Wainer espera um 2014 ainda melhor. “2014 será um ano de ouro. Vamos ultrapassar com folga os 30 milhões de ingressos vendidos. E espero que a grande novidade seja o início da implantação do Vale Cultura [o benefício governamental que dará R$ 50,00 para serem gastos mensalmente em cultura]”, comenta.

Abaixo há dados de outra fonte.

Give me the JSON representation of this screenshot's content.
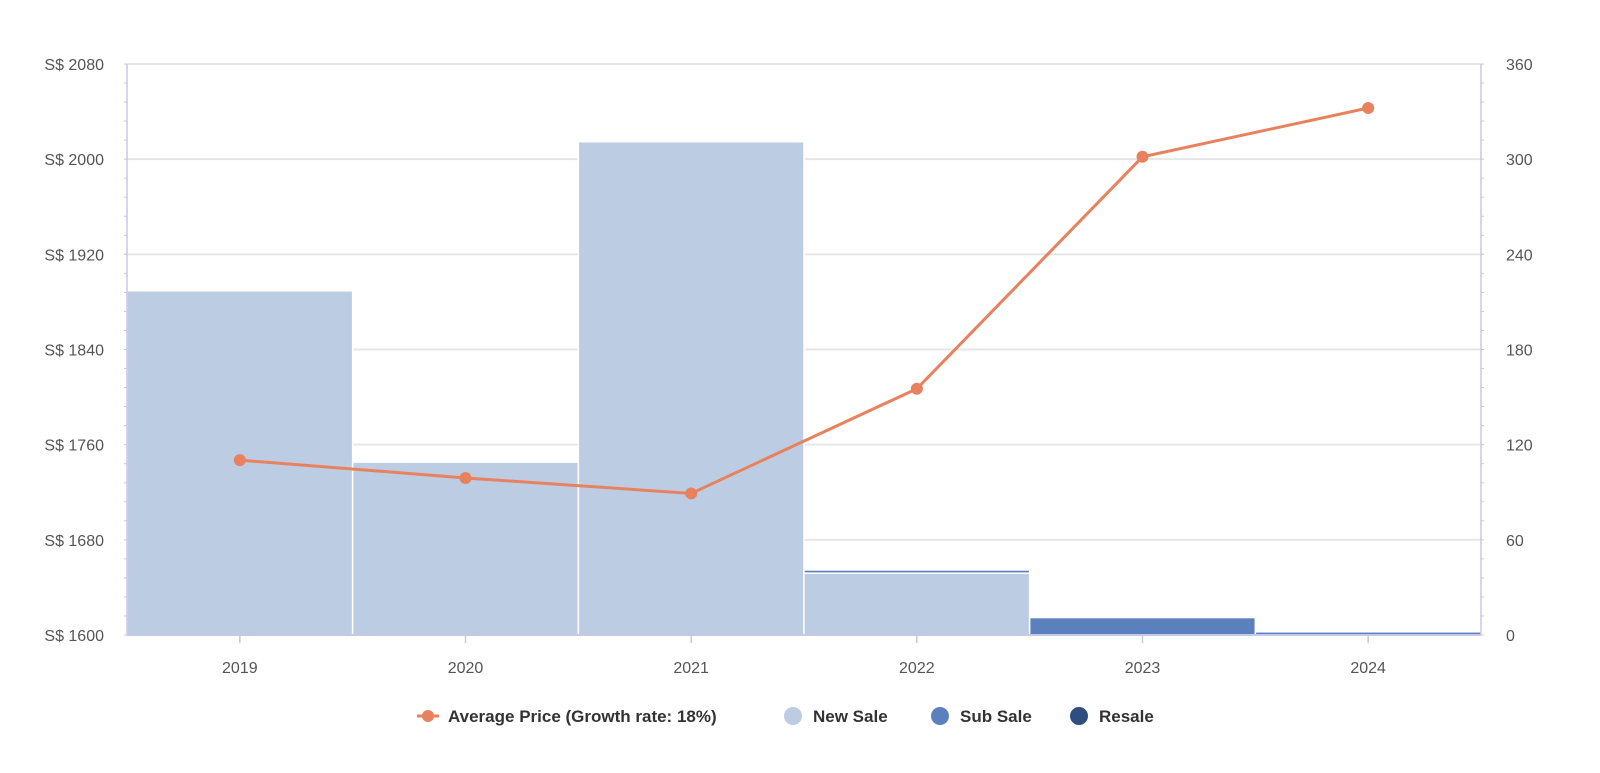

Para o ano que vem, estão programadas as comédias: “Confissões de Adolescente”, de Daniel Filho e Cris D’Amato; “Julio Sumiu”, de Roberto Berliner; “Muita Calma Nessa Hora 2”, de Felipe Joffily; “Meus Dois Amores”; de Luiz Henrique Rios; “Divã 2”, sem diretor definido ainda; “Os Cara de Pau”, de Felipe Joffily; “Doidas e Santas”, sem diretor definido ainda; “Os Homens São de Marte”, de Marcus Baldini; “O Candidato Honesto”, sem diretor definido ainda; “Minha Mãe É uma Peça 2”, sem diretor definido ainda; e “Vestido para Casar”, de Gerson Sanginitto, entre outras, que devem aparecer ao longo de 2014. As continuações, nota-se, permanecem em alta. “Franquia é sinal de amadurecimento da indústria e as que forem baseadas em sucessos, se apresentarem novidade, têm tudo para não só repetirem o sucesso original, mas amplia-lo”, explica Bruno Wainer.

A comédia “Confissões de Adolescentes”, de Daniel Filho e Cris D’Amato, é promessa de boa bilheteria

Algumas dessas comédias devem vir a fracassar, ficando muito abaixo do esperado, como ocorreu em 2013 com comédias como “Odeio o Dia dos Namorados”, de Roberto Santucci, com 450 mil espectadores, “Se Puder… Dirija”, de Paulo Fontenelle, com 360 mil, “Giovanni Improtta”, de José Wilker, com 200 mil, e “A Casa da Mãe Joana 2”, de Hugo Carnava, com 150 mil.

Acertos e fracassos

Se as comédias são soberanas no cinema nacional e a expectativa é que isso se mantenha em 2014, alguns filmes de outros gêneros teimam na resistência à completa dominação. Quem tem se saído melhor nisso são os filmes derivados do universo da música brasileira. Em 2012, a única não-comédia a fazer mais que um milhão de espectadores foi “Gonzaga – De Pai para Filho”. Em 2013, dois filmes adaptados de Renato Russo, o líder da banda Legião Urbana, tiveram esse papel: “Somos Tão Jovens”, de Antônio Carlos da Fontoura, cinebiografia de Russo até a formação da Legião, fez 1,7 milhão; e “Faroeste Caboclo”, de René Sampaio, adaptação da música homônima da Legião, fez 1,5 milhão.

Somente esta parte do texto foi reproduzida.